训练集的数据包含4个Tensor，分别表示的是query和正样本title的input_ids和token_type_ids，以及query和负样本title的input_ids和token_type_ids。

验证集则不一样，包含3个Tensor，除了了query后天title拼接成的input_id和token_type_ids的形式为，还有label，表明这条query和title是否相似，1表示的是相似，0表示的是不相似。

### 模型训练

下面是模型训练过程，由于在训练的时候使用了评估，所以先构建评估函数。

In [None]:
@paddle.no_grad()
def evaluate(model, metric, data_loader, phase="dev"):
    model.eval()
    metric.reset()

    for idx, batch in enumerate(data_loader):
        input_ids, token_type_ids, labels = batch
        # 类别为正的概率
        pos_probs = model.predict(input_ids=input_ids, token_type_ids=token_type_ids)
        # 类别为负的概率
        neg_probs = 1.0 - pos_probs

        preds = np.concatenate((neg_probs, pos_probs), axis=1)
        metric.update(preds=preds, labels=labels)

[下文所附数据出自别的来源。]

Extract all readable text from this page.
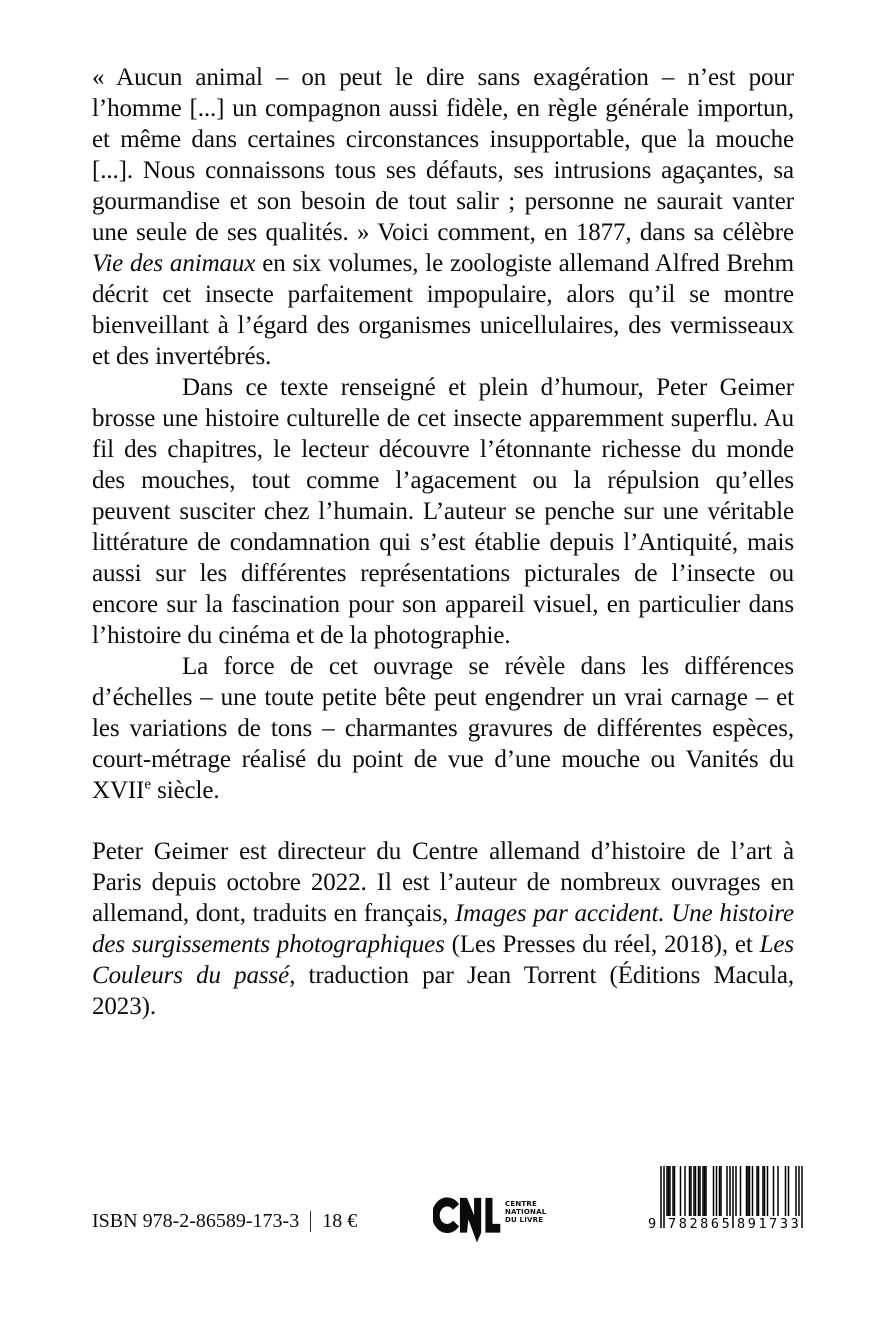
« Aucun animal – on peut le dire sans exagération – n’est pour l’homme [...] un compagnon aussi fidèle, en règle générale importun, et même dans certaines circonstances insupportable, que la mouche [...]. Nous connaissons tous ses défauts, ses intrusions agaçantes, sa gourmandise et son besoin de tout salir ; personne ne saurait vanter une seule de ses qualités. » Voici comment, en 1877, dans sa célèbre Vie des animaux en six volumes, le zoologiste allemand Alfred Brehm décrit cet insecte parfaitement impopulaire, alors qu’il se montre bienveillant à l’égard des organismes unicellulaires, des vermisseaux et des invertébrés.

Dans ce texte renseigné et plein d’humour, Peter Geimer brosse une histoire culturelle de cet insecte apparemment superflu. Au fil des chapitres, le lecteur découvre l’étonnante richesse du monde des mouches, tout comme l’agacement ou la répulsion qu’elles peuvent susciter chez l’humain. L’auteur se penche sur une véritable littérature de condamnation qui s’est établie depuis l’Antiquité, mais aussi sur les différentes représentations picturales de l’insecte ou encore sur la fascination pour son appareil visuel, en particulier dans l’histoire du cinéma et de la photographie.

La force de cet ouvrage se révèle dans les différences d’échelles – une toute petite bête peut engendrer un vrai carnage – et les variations de tons – charmantes gravures de différentes espèces, court-métrage réalisé du point de vue d’une mouche ou Vanités du XVIIe siècle.

Peter Geimer est directeur du Centre allemand d’histoire de l’art à Paris depuis octobre 2022. Il est l’auteur de nombreux ouvrages en allemand, dont, traduits en français, Images par accident. Une histoire des surgissements photographiques (Les Presses du réel, 2018), et Les Couleurs du passé, traduction par Jean Torrent (Éditions Macula, 2023).

ISBN 978-2-86589-173-3 18 €
CENTRE
NATIONAL
DU LIVRE	9 782865 891733
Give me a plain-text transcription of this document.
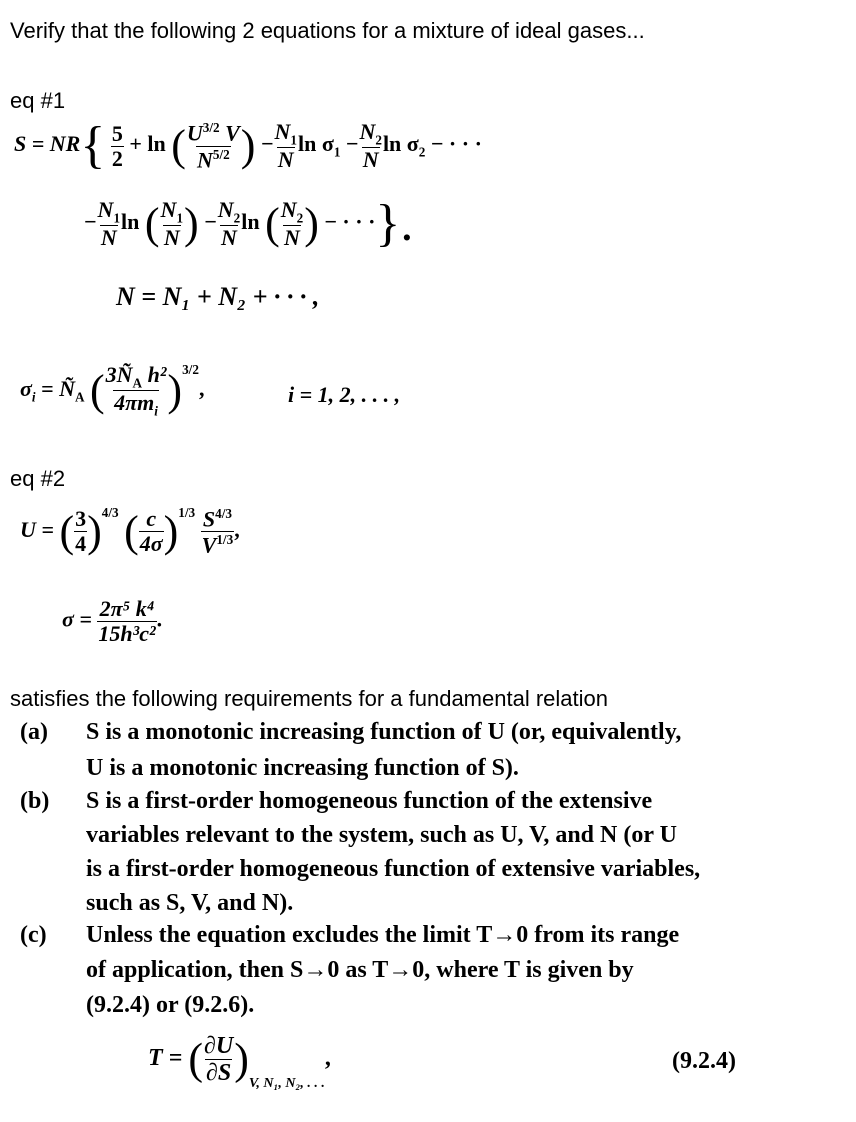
Verify that the following 2 equations for a mixture of ideal gases...
eq #1
$S = NR\{ \frac{5}{2} + \ln$ ( $\frac{U^{3/2} V}{N^{5/2}}$ ) − $\frac{N_1}{N}$ $\ln \sigma_1 - \frac{N_2}{N}$ $\ln \sigma_2$ − · · ·
− $\frac{N_1}{N}$ ln ( $\frac{N_1}{N}$ ) − $\frac{N_2}{N}$ ln ( $\frac{N_2}{N}$ ) − · · ·}.
N = N₁ + N₂ + · · · ,
$\sigma_i$ = $Ñ_A$ ( $\frac{3Ñ_A h^2}{4\pi m_i} )^{3/2}$,	i = 1, 2, . . . ,
eq #2
U = ( $\frac{3}{4} )^{4/3}$ ( $\frac{c}{4\sigma} )^{1/3} \frac{S^{4/3}}{V^{1/3}}$ ,
$\sigma = \frac{\text{2π⁵ k⁴}}{\text{15h³c²}}$ .
satisfies the following requirements for a fundamental relation
(a)	S is a monotonic increasing function of U (or, equivalently,
U is a monotonic increasing function of S).
(b)	S is a first-order homogeneous function of the extensive
variables relevant to the system, such as U, V, and N (or U
is a first-order homogeneous function of extensive variables,
such as S, V, and N).
(c)	Unless the equation excludes the limit T→0 from its range
of application, then S→0 as T→0, where T is given by
(9.2.4) or (9.2.6).
T = ( $\frac{\partial U}{\partial S} )_{V, N_1, N_2, . . .}$,	(9.2.4)
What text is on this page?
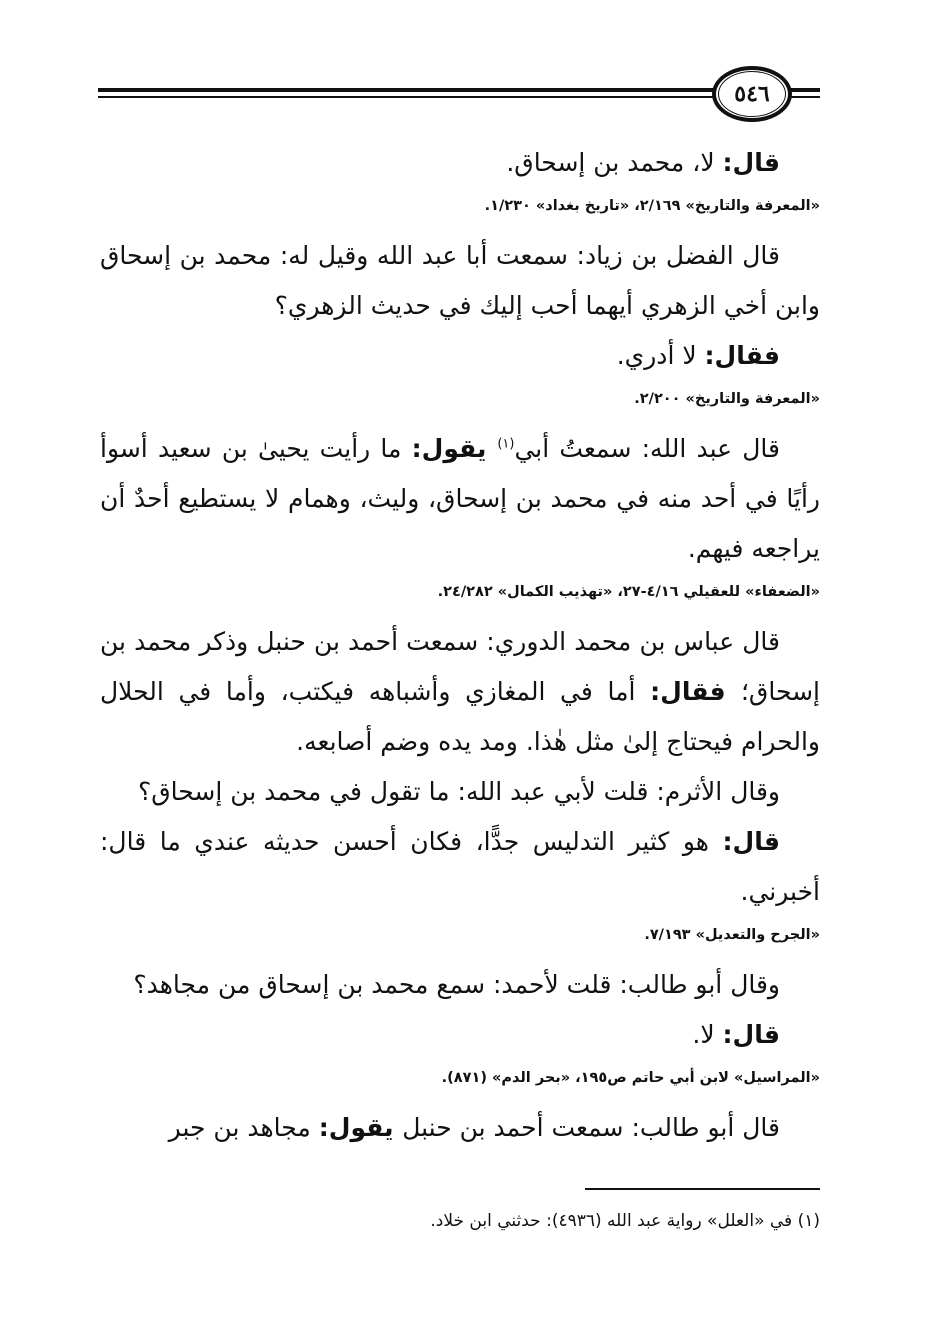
٥٤٦

قال: لا، محمد بن إسحاق.

«المعرفة والتاريخ» ٢/١٦٩، «تاريخ بغداد» ١/٢٣٠.

قال الفضل بن زياد: سمعت أبا عبد الله وقيل له: محمد بن إسحاق وابن أخي الزهري أيهما أحب إليك في حديث الزهري؟

فقال: لا أدري.

«المعرفة والتاريخ» ٢/٢٠٠.

قال عبد الله: سمعتُ أبي$^{(١)}$ يقول: ما رأيت يحيىٰ بن سعيد أسوأ رأيًا في أحد منه في محمد بن إسحاق، وليث، وهمام لا يستطيع أحدٌ أن يراجعه فيهم.

«الضعفاء» للعقيلي ٤/١٦-٢٧، «تهذيب الكمال» ٢٤/٢٨٢.

قال عباس بن محمد الدوري: سمعت أحمد بن حنبل وذكر محمد بن إسحاق؛ فقال: أما في المغازي وأشباهه فيكتب، وأما في الحلال والحرام فيحتاج إلىٰ مثل هٰذا. ومد يده وضم أصابعه.

وقال الأثرم: قلت لأبي عبد الله: ما تقول في محمد بن إسحاق؟

قال: هو كثير التدليس جدًّا، فكان أحسن حديثه عندي ما قال: أخبرني.

«الجرح والتعديل» ٧/١٩٣.

وقال أبو طالب: قلت لأحمد: سمع محمد بن إسحاق من مجاهد؟

قال: لا.

«المراسيل» لابن أبي حاتم ص١٩٥، «بحر الدم» (٨٧١).

قال أبو طالب: سمعت أحمد بن حنبل يقول: مجاهد بن جبر

(١) في «العلل» رواية عبد الله (٤٩٣٦): حدثني ابن خلاد.
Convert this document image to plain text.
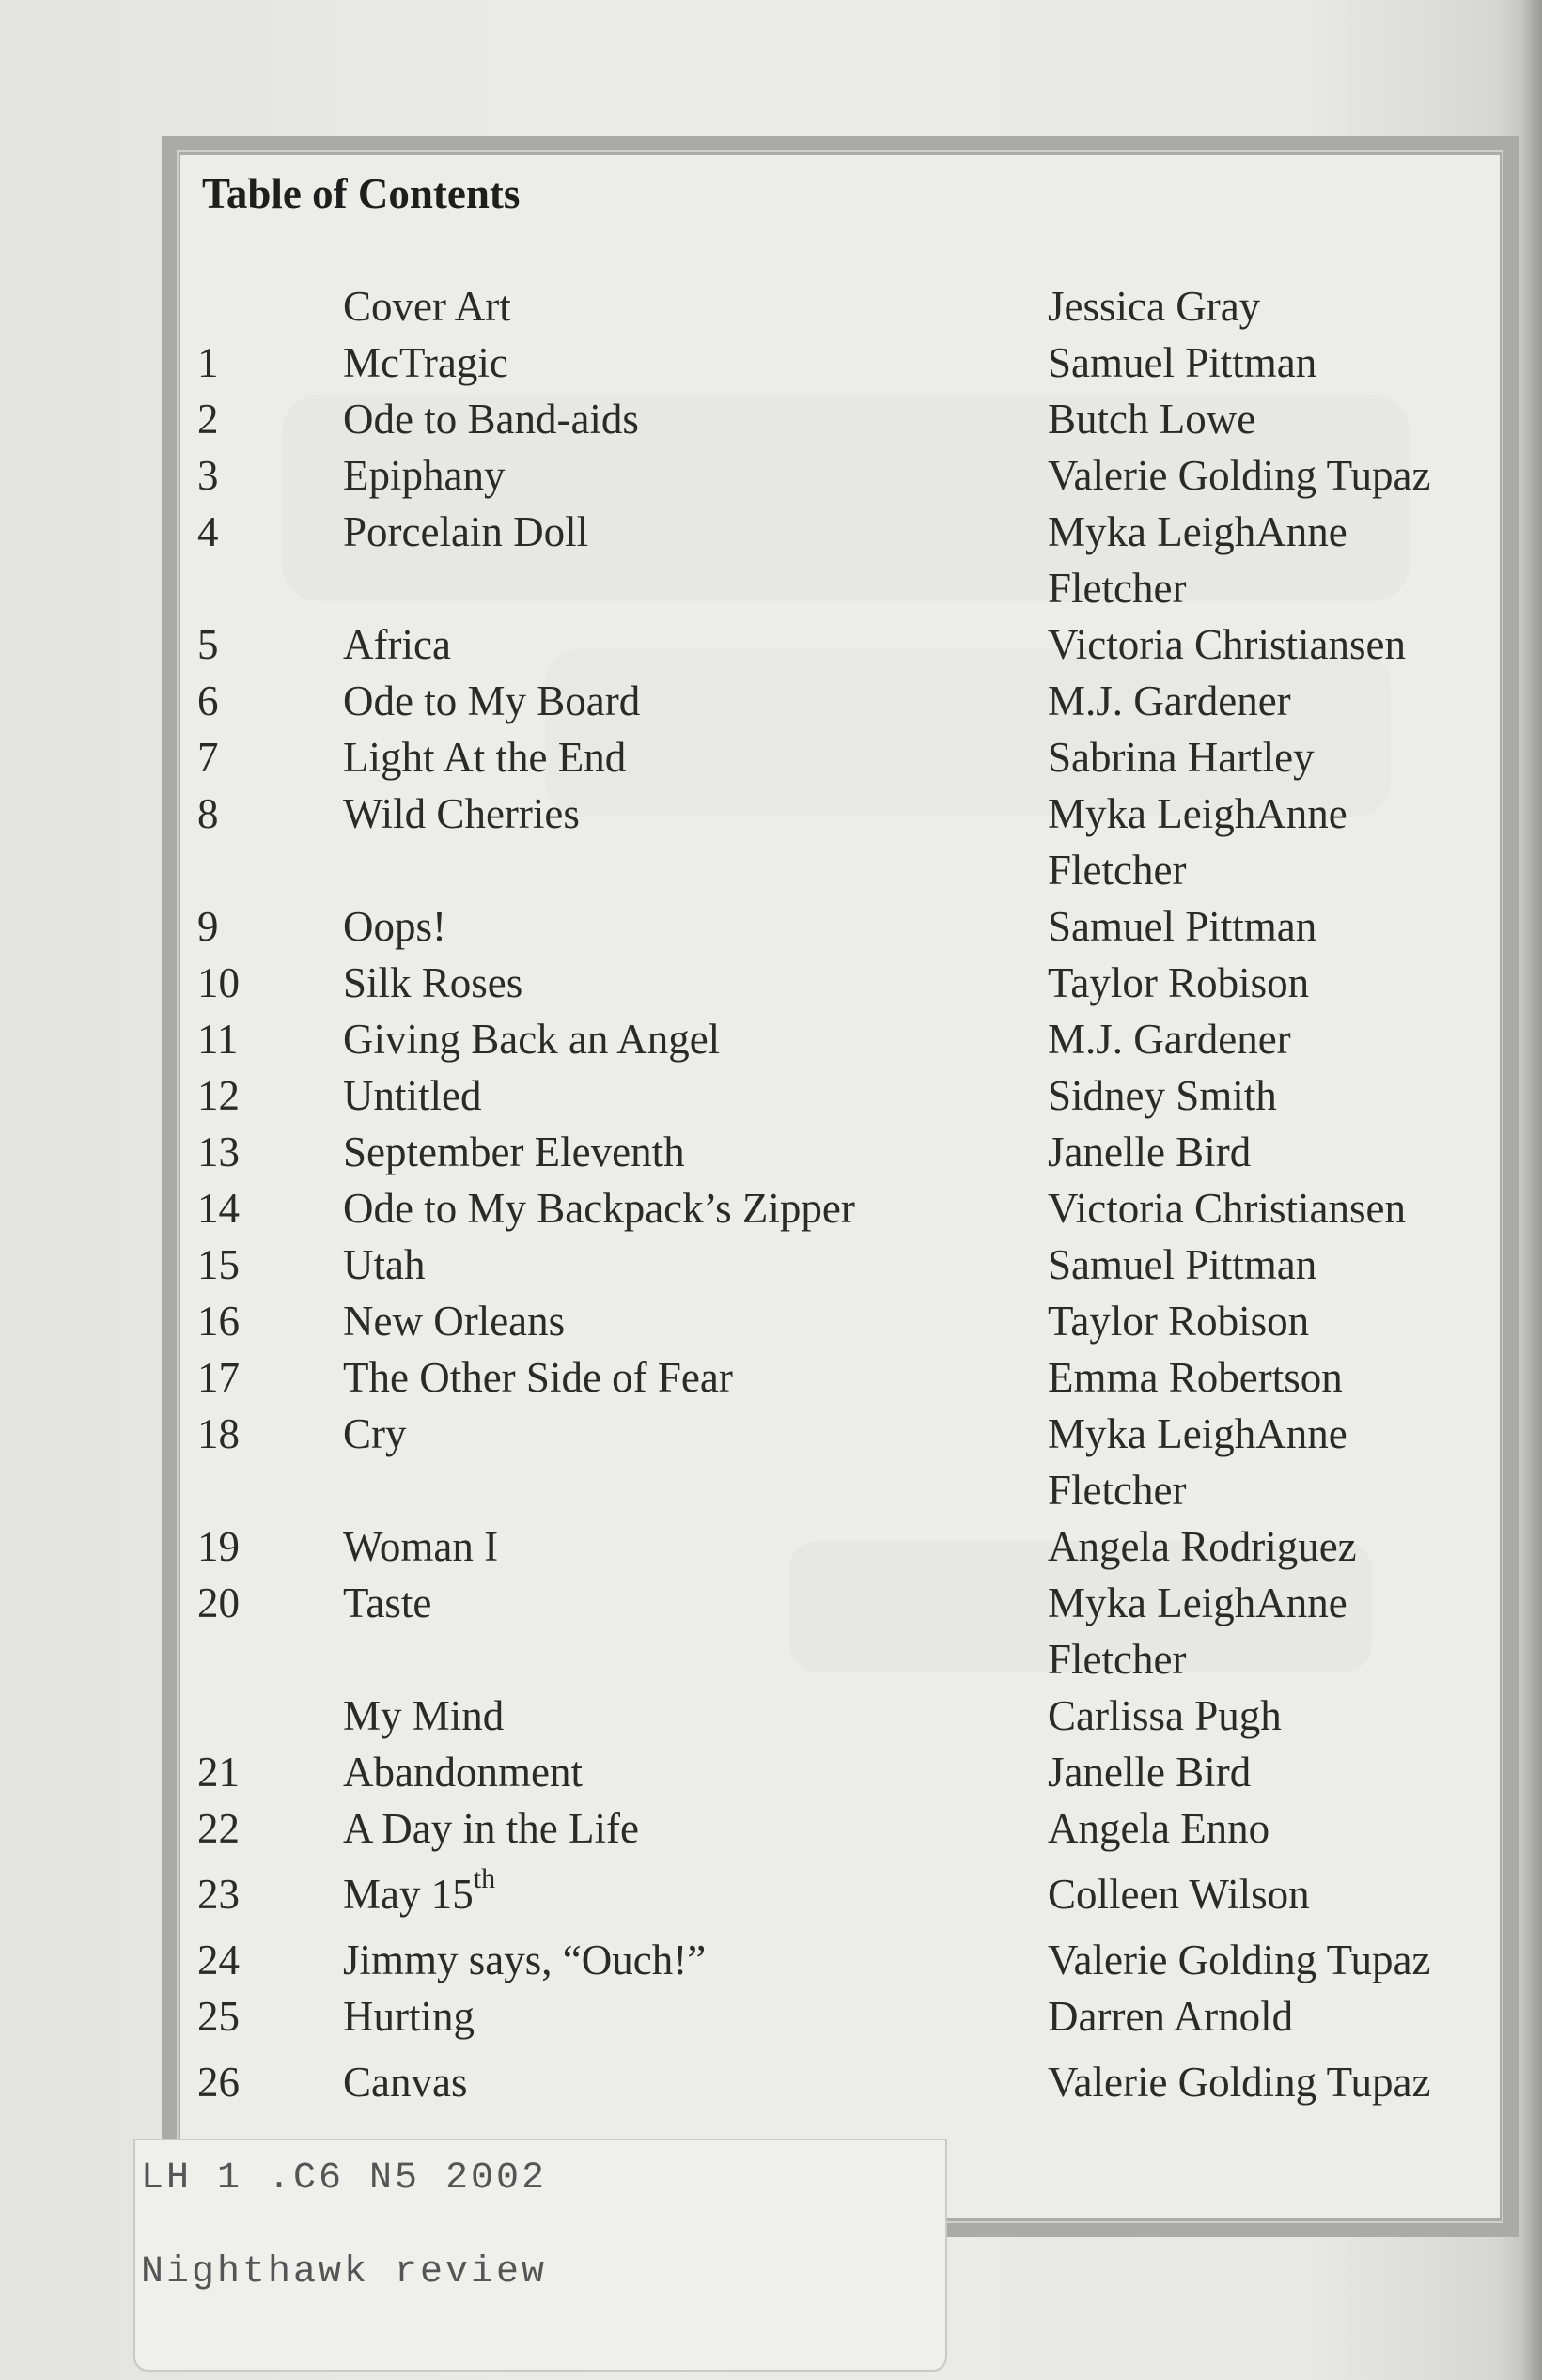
Table of Contents
Cover Art	Jessica Gray
1	McTragic	Samuel Pittman
2	Ode to Band-aids	Butch Lowe
3	Epiphany	Valerie Golding Tupaz
4	Porcelain Doll	Myka LeighAnne
Fletcher
5	Africa	Victoria Christiansen
6	Ode to My Board	M.J. Gardener
7	Light At the End	Sabrina Hartley
8	Wild Cherries	Myka LeighAnne
Fletcher
9	Oops!	Samuel Pittman
10	Silk Roses	Taylor Robison
11	Giving Back an Angel	M.J. Gardener
12	Untitled	Sidney Smith
13	September Eleventh	Janelle Bird
14	Ode to My Backpack’s Zipper	Victoria Christiansen
15	Utah	Samuel Pittman
16	New Orleans	Taylor Robison
17	The Other Side of Fear	Emma Robertson
18	Cry	Myka LeighAnne
Fletcher
19	Woman I	Angela Rodriguez
20	Taste	Myka LeighAnne
Fletcher
My Mind	Carlissa Pugh
21	Abandonment	Janelle Bird
22	A Day in the Life	Angela Enno
23	May 15th	Colleen Wilson
24	Jimmy says, “Ouch!”	Valerie Golding Tupaz
25	Hurting	Darren Arnold
26	Canvas	Valerie Golding Tupaz
LH 1 .C6 N5 2002
Nighthawk review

    print("eval_{} auc:{:.3}".format(phase, metric.accumulate()))
    metric.reset()
    model.train()

下面是排序模型的训练过程。

In [None]:
save_dir='checkpoint'
# 关键参数
scale=20 # 推荐值: 10 ~ 30
margin=0.1 # 推荐值: 0.0 ~ 0.2
# SimCSE的dropout的参数，也可以使用预训练语言模型默认的dropout参数
dropout=0.2
# 向量映射的维度，默认的输出是768维，推荐通过线性层映射成256维
output_emb_size=256
# 训练的epoch数目
epochs=1
weight_decay=0.0
# 学习率
learning_rate=5E-5
warmup_proportion=0.0

def do_train(model,train_data_loader,dev_data_loader):

    num_training_steps = len(train_data_loader) * epochs

    lr_scheduler = LinearDecayWithWarmup(learning_rate, num_training_steps,
                                         warmup_proportion)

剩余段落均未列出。